How to do batch ingestion for an array type field ?

  • April 18, 2021
  • 2 replies
  • 4454 views

Hi there,

 

I had defined schema having an array of object & created profile dataset.

 

I have single attribute to be attached with profile having multiple values. 

 

Now Ingesting data in batch mode  with x values causing it to retain just last value in array not all of them. Ideally next batch insertion having x values should replace older x values. Here they replace themselves & holds just last element in same batch

**data [.csv]

MV
-----
valueFirst
valueSecond
valueThird

What happening is :

AEP Profile Attribute
--------------------------- 
sandbox.data.0.MV = valueThird    // replaces its own batch data valueFirst->valueSecond->valueThird

 What I want is  :  
sandbox.data.0.MV = valueFirst

sandbox.data.1.MV = valueSecond

sandbox.data.2.MV = valueThird

Thoughts please...... 

This post is no longer active and is closed to new replies. Need help? Start a new post to ask your question.
Best answer by Danny-Miller

@atulchavan Two options:

  1. Limit the Array to some amount (say 3).  Then pass all three values in as different fields.  Then use a mapper function to construct an Array. (I've done this and it works)
  2. Pass the multiple values in as a pipe delimited string in one field.  Then use a mapper function to construct an Array. (I haven't done this, but I think it will work)

2 replies

NimashaJain
Adobe Employee
Adobe Employee
July 20, 2022

@atulchavan Is it resolved

AtulChavan
Community Advisor
Community Advisor
July 20, 2022

Hi @nimashajain , yes its resolved. CSV file don't accommodate array values hence AEP behaved as it should i.e overwriting existing value with latest one as it was a profile data.

Danny-Miller
Adobe Employee
Danny-MillerAdobe EmployeeAccepted solution
Adobe Employee
July 20, 2022

@atulchavan Two options:

  1. Limit the Array to some amount (say 3).  Then pass all three values in as different fields.  Then use a mapper function to construct an Array. (I've done this and it works)
  2. Pass the multiple values in as a pipe delimited string in one field.  Then use a mapper function to construct an Array. (I haven't done this, but I think it will work)
Level 6
April 7, 2023

Hi @danny-miller, can you provide an example of how to use the mapper function? I am facing the same issue with BigQuery source and cannot map to a query. Thanks!

Level 6
April 13, 2023

Below example for csv, but fundamentally the same as a table.

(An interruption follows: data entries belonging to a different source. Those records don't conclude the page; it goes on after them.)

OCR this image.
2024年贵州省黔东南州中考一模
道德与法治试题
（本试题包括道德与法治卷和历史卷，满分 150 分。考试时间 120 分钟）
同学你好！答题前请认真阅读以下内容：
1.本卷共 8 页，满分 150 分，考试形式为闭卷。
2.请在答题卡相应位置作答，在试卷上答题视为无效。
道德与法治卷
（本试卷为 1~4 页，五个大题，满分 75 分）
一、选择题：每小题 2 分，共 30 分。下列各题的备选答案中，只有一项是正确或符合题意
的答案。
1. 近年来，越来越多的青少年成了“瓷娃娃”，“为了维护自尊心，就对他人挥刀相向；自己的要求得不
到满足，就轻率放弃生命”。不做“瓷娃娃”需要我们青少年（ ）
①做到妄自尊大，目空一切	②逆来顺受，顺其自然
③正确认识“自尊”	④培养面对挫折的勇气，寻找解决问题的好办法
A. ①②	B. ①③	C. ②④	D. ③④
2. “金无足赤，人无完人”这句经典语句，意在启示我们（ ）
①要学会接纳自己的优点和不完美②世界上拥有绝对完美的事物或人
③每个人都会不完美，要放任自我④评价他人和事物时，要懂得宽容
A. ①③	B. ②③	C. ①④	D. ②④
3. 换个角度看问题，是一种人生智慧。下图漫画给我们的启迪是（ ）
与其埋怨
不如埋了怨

csv file creating the identityMap from one field, one namespace:
to_object('CUSTID',to_object('id',trim(CUST_ID),'primary',true))

 

Another doing a multiple fields with the same namespace:
to_object('CUSTID',arrays_to_objects('id',explode(concat(CUST_ID,",",CRM_I),",") , 'primary', explode('true|false', '.')))


@danny-miller how do you then store the values from the source object?

 

 

For example, I have this as a calculated field in the source data:

to_object("cust_array",arrays_to_objects("bus_cust_id",explode(bus_cust_id,",")))

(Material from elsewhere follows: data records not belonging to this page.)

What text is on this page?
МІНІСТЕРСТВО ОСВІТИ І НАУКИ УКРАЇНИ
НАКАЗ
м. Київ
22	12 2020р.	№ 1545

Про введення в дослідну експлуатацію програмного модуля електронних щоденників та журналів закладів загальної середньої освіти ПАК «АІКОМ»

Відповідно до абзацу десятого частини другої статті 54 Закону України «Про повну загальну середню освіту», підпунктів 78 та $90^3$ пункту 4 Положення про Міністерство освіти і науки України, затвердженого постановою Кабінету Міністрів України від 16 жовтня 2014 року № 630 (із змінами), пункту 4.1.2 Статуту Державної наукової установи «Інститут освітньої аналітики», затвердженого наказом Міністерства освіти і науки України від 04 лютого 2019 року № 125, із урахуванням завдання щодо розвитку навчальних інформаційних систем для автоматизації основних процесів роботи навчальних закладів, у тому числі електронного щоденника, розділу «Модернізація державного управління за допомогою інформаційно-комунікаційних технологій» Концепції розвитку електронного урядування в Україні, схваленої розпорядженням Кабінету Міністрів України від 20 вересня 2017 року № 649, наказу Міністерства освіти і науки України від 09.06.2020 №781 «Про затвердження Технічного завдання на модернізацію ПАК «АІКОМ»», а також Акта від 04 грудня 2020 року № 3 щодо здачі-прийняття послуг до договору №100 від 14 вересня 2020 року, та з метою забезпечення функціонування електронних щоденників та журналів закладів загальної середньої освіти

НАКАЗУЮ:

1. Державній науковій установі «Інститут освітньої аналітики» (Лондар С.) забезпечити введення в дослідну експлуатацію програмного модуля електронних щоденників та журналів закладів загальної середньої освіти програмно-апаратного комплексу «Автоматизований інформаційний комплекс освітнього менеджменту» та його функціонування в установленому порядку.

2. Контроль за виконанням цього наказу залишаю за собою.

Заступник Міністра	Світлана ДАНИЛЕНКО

 it outputs multiple rows of objects with output like this:

{"cust_array":[{"bus_cust_id":"1"},{"bus_cust_id":"2"},{"bus_cust_id":"3"},{"bus_cust_id":"4"},{"bus_cust_id":"5"}]}

 

How can I map it in a way that the calculated values go into the right array, and into the right index level? I was thinking something like this but the * doesn't work.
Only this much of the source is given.